Effects of chitosan nanofibers on the mineralization of human osteoblasts. Notes: Human osteoblast-like MG63 cells were seeded on chitosan films and chitosan nanofiber scaffolds, and then exposed to a differentiation reagent (10 nM dexamethasone, 100 μg/mL ascorbic acid, and 10 mM β-glycerophosphate) for 21 days. The differentiation reagent was renewed every 2 days.
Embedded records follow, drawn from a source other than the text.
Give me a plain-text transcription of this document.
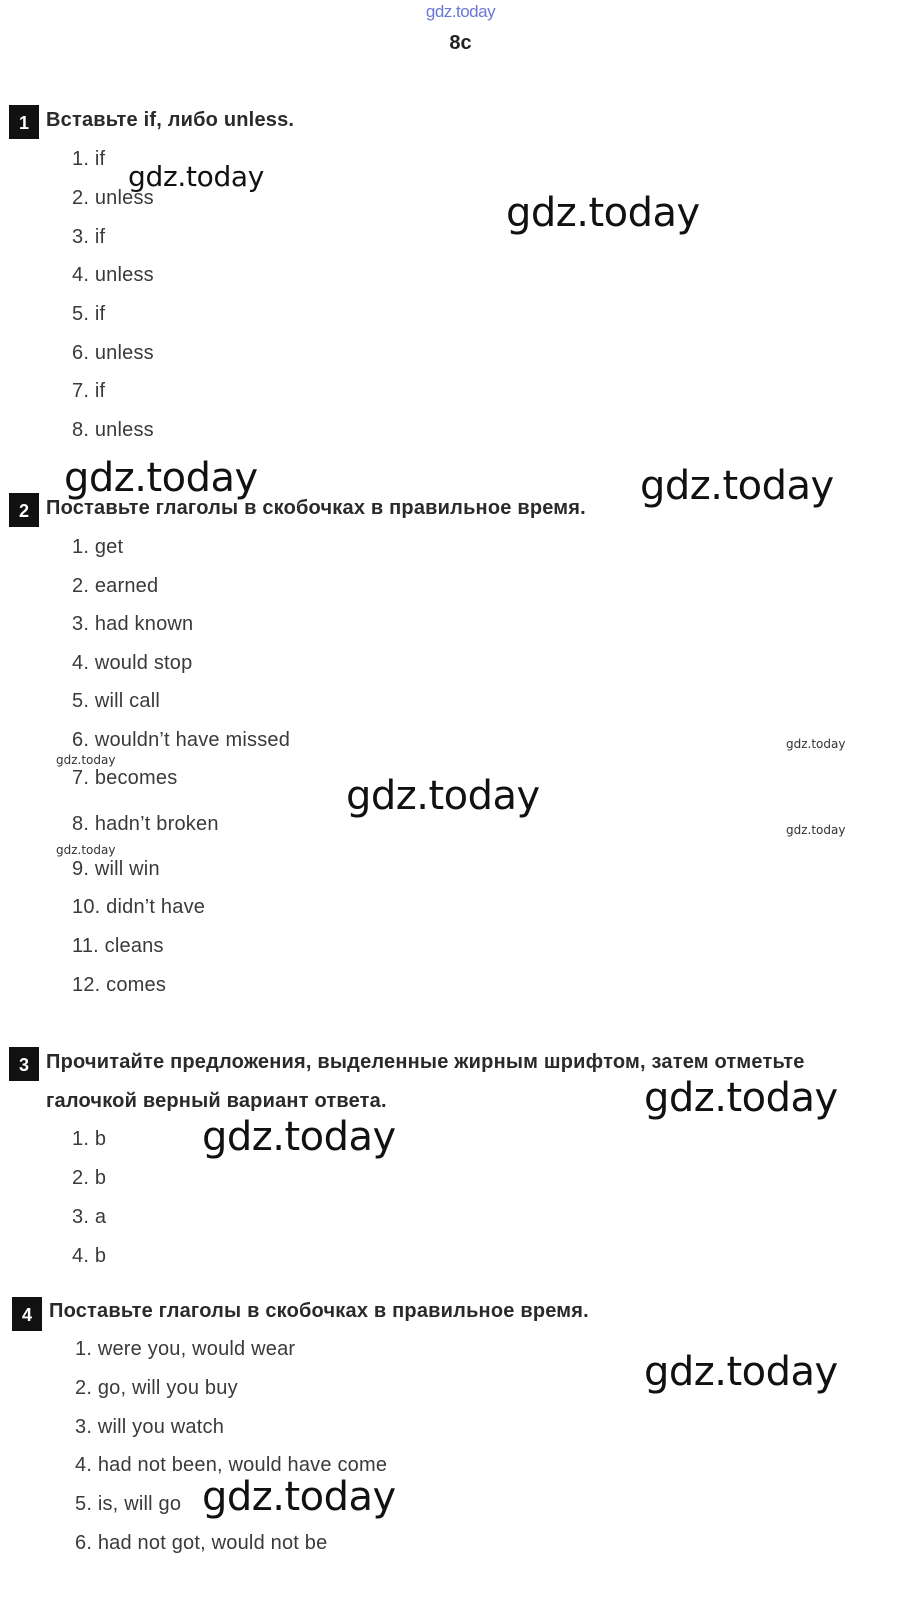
gdz.today
8c
1 Вставьте if, либо unless.
1. if
2. unless
3. if
4. unless
5. if
6. unless
7. if
8. unless
2 Поставьте глаголы в скобочках в правильное время.
1. get
2. earned
3. had known
4. would stop
5. will call
6. wouldn’t have missed
7. becomes
8. hadn’t broken
9. will win
10. didn’t have
11. cleans
12. comes
3 Прочитайте предложения, выделенные жирным шрифтом, затем отметьте
галочкой верный вариант ответа.
1. b
2. b
3. a
4. b
4 Поставьте глаголы в скобочках в правильное время.
1. were you, would wear
2. go, will you buy
3. will you watch
4. had not been, would have come
5. is, will go
6. had not got, would not be
gdz.today
gdz.today
gdz.today	gdz.today
gdz.today
gdz.today
gdz.today
gdz.today
gdz.today
gdz.today
gdz.today
gdz.today
gdz.today
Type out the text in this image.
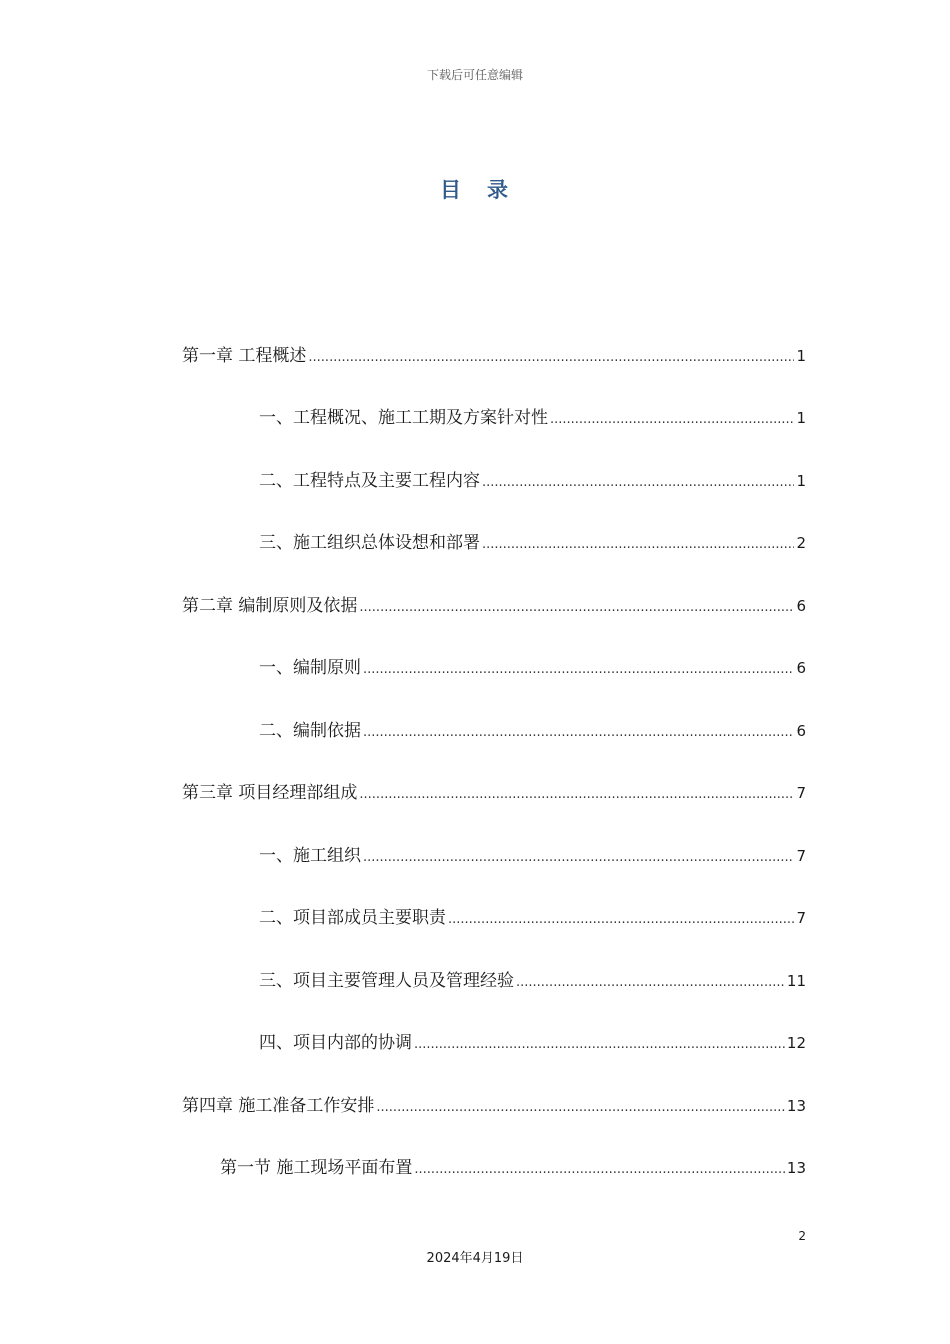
下载后可任意编辑
目 录
第一章 工程概述 .....	1
一、工程概况、施工工期及方案针对性 .....	1
二、工程特点及主要工程内容 .....	1
三、施工组织总体设想和部署 .....	2
第二章 编制原则及依据 .....	6
一、编制原则 .....	6
二、编制依据 .....	6
第三章 项目经理部组成 .....	7
一、施工组织 .....	7
二、项目部成员主要职责 .....	7
三、项目主要管理人员及管理经验 .....	11
四、项目内部的协调 .....	12
第四章 施工准备工作安排 .....	13
第一节 施工现场平面布置 .....	13
2
2024年4月19日
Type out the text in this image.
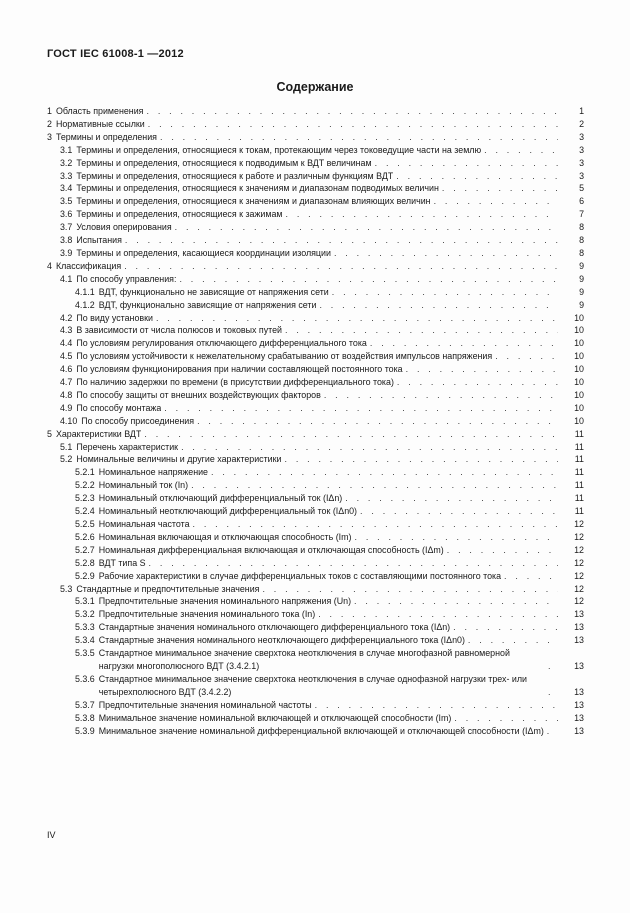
ГОСТ IEC 61008-1 —2012
Содержание
1 Область применения . . .	1
2 Нормативные ссылки . . .	2
3 Термины и определения . . .	3
3.1 Термины и определения, относящиеся к токам, протекающим через токоведущие части на землю . . .	3
3.2 Термины и определения, относящиеся к подводимым к ВДТ величинам . . .	3
3.3 Термины и определения, относящиеся к работе и различным функциям ВДТ . . .	3
3.4 Термины и определения, относящиеся к значениям и диапазонам подводимых величин . . .	5
3.5 Термины и определения, относящиеся к значениям и диапазонам влияющих величин . . .	6
3.6 Термины и определения, относящиеся к зажимам . . .	7
3.7 Условия оперирования . . .	8
3.8 Испытания . . .	8
3.9 Термины и определения, касающиеся координации изоляции . . .	8
4 Классификация . . .	9
4.1 По способу управления: . . .	9
4.1.1 ВДТ, функционально не зависящие от напряжения сети . . .	9
4.1.2 ВДТ, функционально зависящие от напряжения сети . . .	9
4.2 По виду установки . . .	10
4.3 В зависимости от числа полюсов и токовых путей . . .	10
4.4 По условиям регулирования отключающего дифференциального тока . . .	10
4.5 По условиям устойчивости к нежелательному срабатыванию от воздействия импульсов напряжения . . .	10
4.6 По условиям функционирования при наличии составляющей постоянного тока . . .	10
4.7 По наличию задержки по времени (в присутствии дифференциального тока) . . .	10
4.8 По способу защиты от внешних воздействующих факторов . . .	10
4.9 По способу монтажа . . .	10
4.10 По способу присоединения . . .	10
5 Характеристики ВДТ . . .	11
5.1 Перечень характеристик . . .	11
5.2 Номинальные величины и другие характеристики . . .	11
5.2.1 Номинальное напряжение . . .	11
5.2.2 Номинальный ток (In) . . .	11
5.2.3 Номинальный отключающий дифференциальный ток (IΔn) . . .	11
5.2.4 Номинальный неотключающий дифференциальный ток (IΔn0) . . .	11
5.2.5 Номинальная частота . . .	12
5.2.6 Номинальная включающая и отключающая способность (Im) . . .	12
5.2.7 Номинальная дифференциальная включающая и отключающая способность (IΔm) . . .	12
5.2.8 ВДТ типа S . . .	12
5.2.9 Рабочие характеристики в случае дифференциальных токов с составляющими постоянного тока . . .	12
5.3 Стандартные и предпочтительные значения . . .	12
5.3.1 Предпочтительные значения номинального напряжения (Un) . . .	12
5.3.2 Предпочтительные значения номинального тока (In) . . .	13
5.3.3 Стандартные значения номинального отключающего дифференциального тока (IΔn) . . .	13
5.3.4 Стандартные значения номинального неотключающего дифференциального тока (IΔn0) . . .	13
5.3.5 Стандартное минимальное значение сверхтока неотключения в случае многофазной равномерной нагрузки многополюсного ВДТ (3.4.2.1) . . .	13
5.3.6 Стандартное минимальное значение сверхтока неотключения в случае однофазной нагрузки трех- или четырехполюсного ВДТ (3.4.2.2) . . .	13
5.3.7 Предпочтительные значения номинальной частоты . . .	13
5.3.8 Минимальное значение номинальной включающей и отключающей способности (Im) . . .	13
5.3.9 Минимальное значение номинальной дифференциальной включающей и отключающей способности (IΔm) . . .	13
IV
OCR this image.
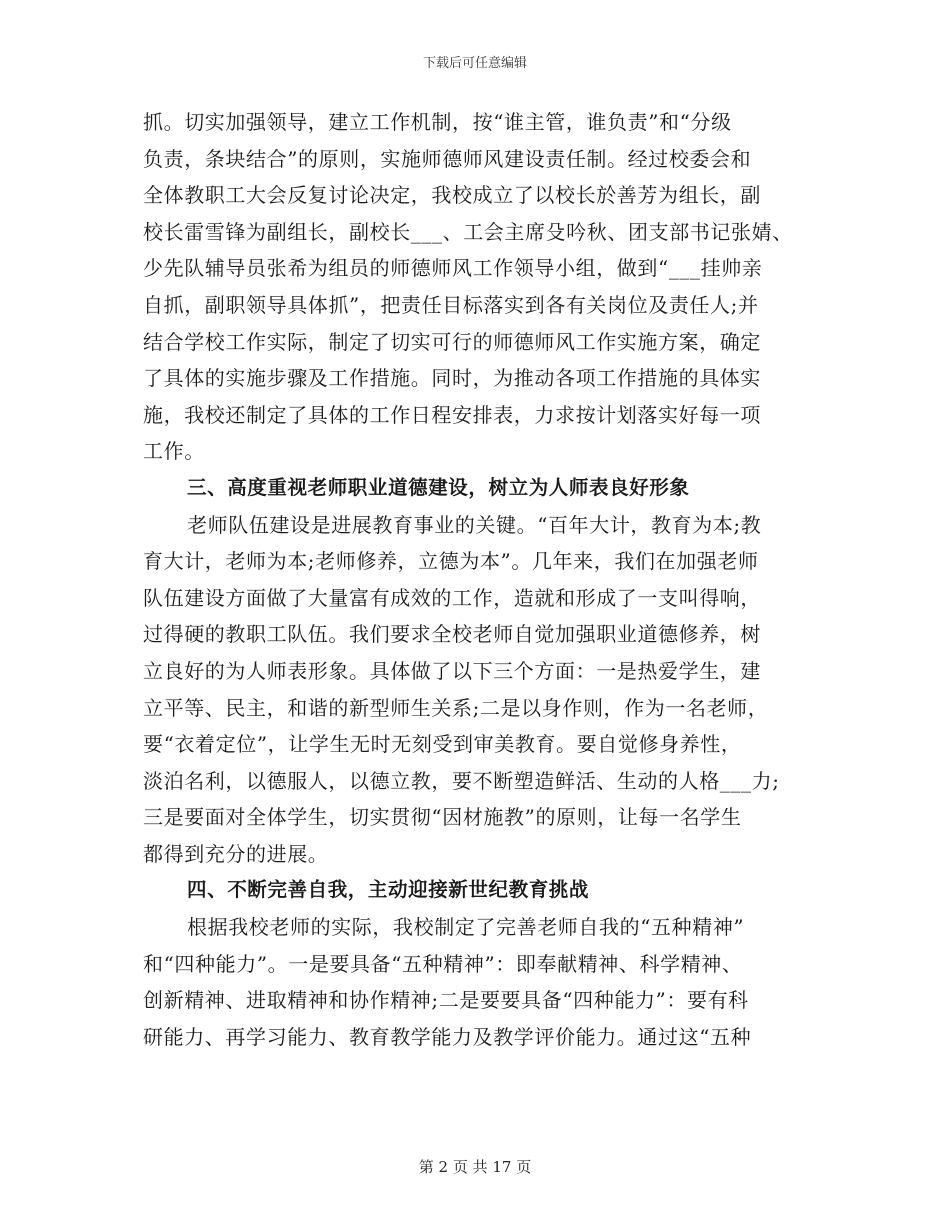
下载后可任意编辑
抓。切实加强领导，建立工作机制，按“谁主管，谁负责”和“分级
负责，条块结合”的原则，实施师德师风建设责任制。经过校委会和
全体教职工大会反复讨论决定，我校成立了以校长於善芳为组长，副
校长雷雪锋为副组长，副校长___、工会主席殳吟秋、团支部书记张婧、
少先队辅导员张希为组员的师德师风工作领导小组，做到“___挂帅亲
自抓，副职领导具体抓”，把责任目标落实到各有关岗位及责任人;并
结合学校工作实际，制定了切实可行的师德师风工作实施方案，确定
了具体的实施步骤及工作措施。同时，为推动各项工作措施的具体实
施，我校还制定了具体的工作日程安排表，力求按计划落实好每一项
工作。
三、高度重视老师职业道德建设，树立为人师表良好形象
老师队伍建设是进展教育事业的关键。“百年大计，教育为本;教
育大计，老师为本;老师修养，立德为本”。几年来，我们在加强老师
队伍建设方面做了大量富有成效的工作，造就和形成了一支叫得响，
过得硬的教职工队伍。我们要求全校老师自觉加强职业道德修养，树
立良好的为人师表形象。具体做了以下三个方面：一是热爱学生，建
立平等、民主，和谐的新型师生关系;二是以身作则，作为一名老师，
要“衣着定位”，让学生无时无刻受到审美教育。要自觉修身养性，
淡泊名利，以德服人，以德立教，要不断塑造鲜活、生动的人格___力;
三是要面对全体学生，切实贯彻“因材施教”的原则，让每一名学生
都得到充分的进展。
四、不断完善自我，主动迎接新世纪教育挑战
根据我校老师的实际，我校制定了完善老师自我的“五种精神”
和“四种能力”。一是要具备“五种精神”：即奉献精神、科学精神、
创新精神、进取精神和协作精神;二是要要具备“四种能力”：要有科
研能力、再学习能力、教育教学能力及教学评价能力。通过这“五种
第 2 页 共 17 页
Mineralization of human osteoblasts was determined using ALP-, Alizarin red S dye-, and von Kossa-staining protocols. (A) ALP staining: (a) chitosan film and (b) chitosan nanofibers. (B) Alizarin red staining: (a) chitosan film and (b) chitosan nanofibers. (C) von-Kossa staining: (a) chitosan film and (b) chitosan nanofibers. 40× magnification. Abbreviation: ALP, alkaline phosphatase.